Après avoir hésité tout l’été, le président des Alpes-Maritimes a choisi de maintenir Eric Ciotti dans sa majorité, malgré son alliance électorale avec Marine Le Pen. Les écologistes s’étranglent.
Il y eut, un peu, de suspense. Mais finalement, le 4 septembre, Charles Ange Ginésy a confirmé devant les élus et la presse qu’Eric Ciotti reste dans sa majorité, même s’il en perd la présidence. Toutefois, celui qui a fondé son propre parti de droite, l’UDR, reste le patron de la très stratégique commission des finances.
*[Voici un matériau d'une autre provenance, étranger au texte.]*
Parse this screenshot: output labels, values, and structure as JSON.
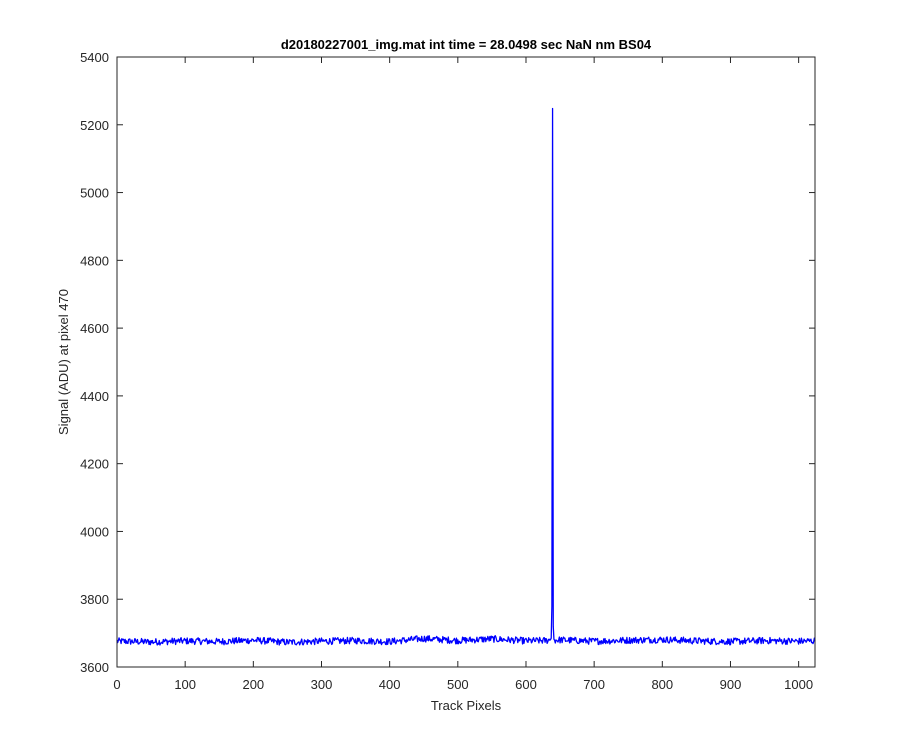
{
  "chart_data": {
    "type": "line",
    "title": "d20180227001_img.mat int time = 28.0498 sec  NaN nm BS04",
    "xlabel": "Track Pixels",
    "ylabel": "Signal (ADU) at pixel 470",
    "xlim": [
      0,
      1024
    ],
    "ylim": [
      3600,
      5400
    ],
    "xticks": [
      0,
      100,
      200,
      300,
      400,
      500,
      600,
      700,
      800,
      900,
      1000
    ],
    "yticks": [
      3600,
      3800,
      4000,
      4200,
      4400,
      4600,
      4800,
      5000,
      5200,
      5400
    ],
    "grid": false,
    "series": [
      {
        "color": "#0000ff",
        "baseline": 3678,
        "noise_amplitude": 10,
        "x": [
          0,
          50,
          100,
          150,
          200,
          250,
          300,
          350,
          400,
          450,
          500,
          550,
          600,
          630,
          636,
          637,
          638,
          639,
          640,
          641,
          642,
          650,
          700,
          750,
          800,
          850,
          900,
          950,
          1000,
          1024
        ],
        "y": [
          3676,
          3674,
          3677,
          3675,
          3679,
          3673,
          3676,
          3678,
          3675,
          3684,
          3678,
          3683,
          3677,
          3678,
          3681,
          3685,
          3780,
          5248,
          3720,
          3682,
          3679,
          3680,
          3676,
          3679,
          3681,
          3677,
          3675,
          3678,
          3676,
          3677
        ]
      }
    ]
  }
}
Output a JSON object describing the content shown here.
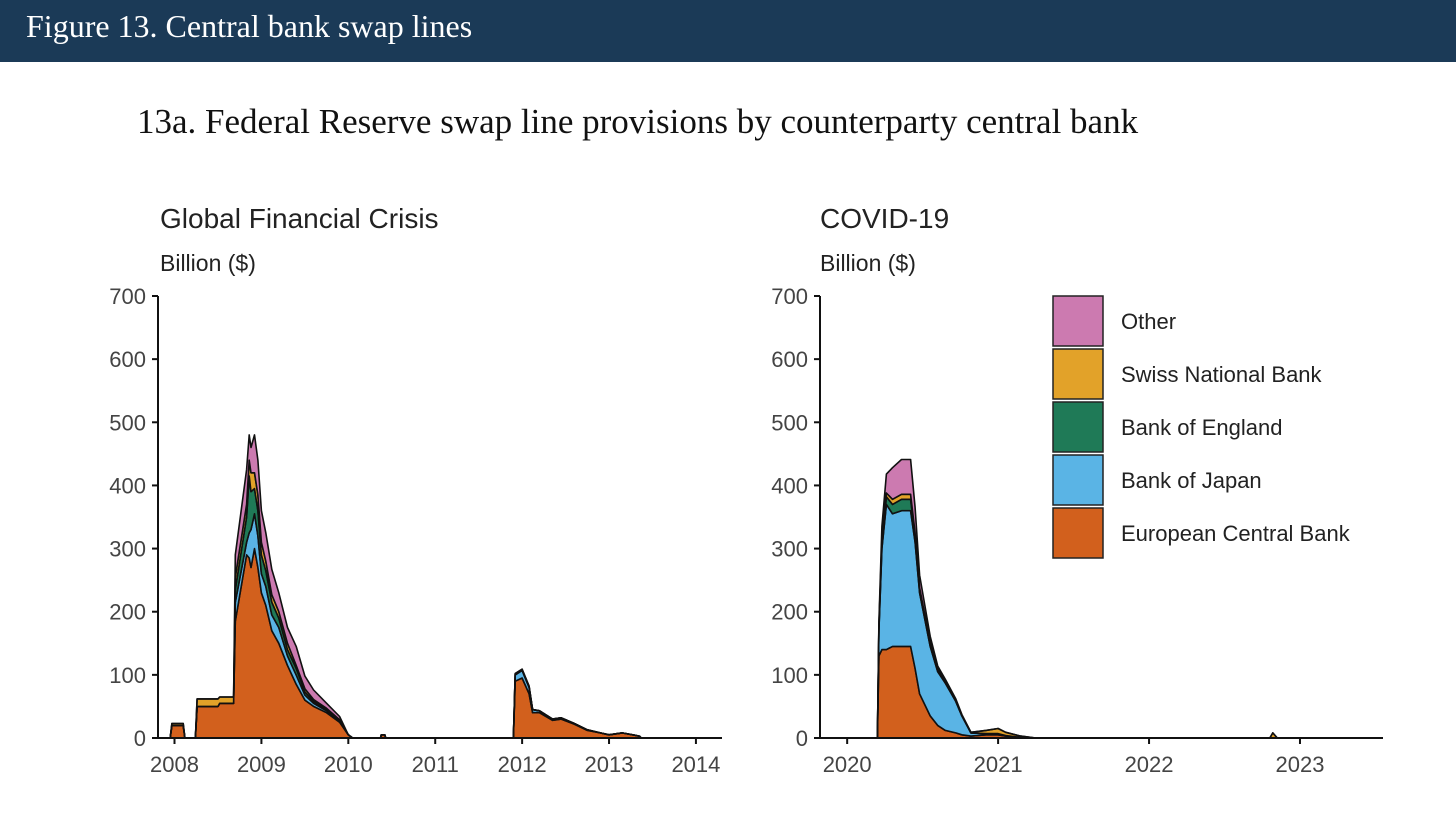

Dans les rangs de l’assemblée locale, son union avec le RN au cours des dernières législatives n’a pas fait que des heureux, sans soulever de majorité contre lui pour autant. Le président du conseil départemental a mis fin au débat - pour l’instant - en plaidant pour un « patriotisme départemental ». Quitte à se retrouver dans une situation un brin baroque, avec un Eric Ciotti qui torpille à Paris le gouvernement LR de Michel Barnier, tout en faisant partie… du groupe LR dans les Alpes-Maritimes.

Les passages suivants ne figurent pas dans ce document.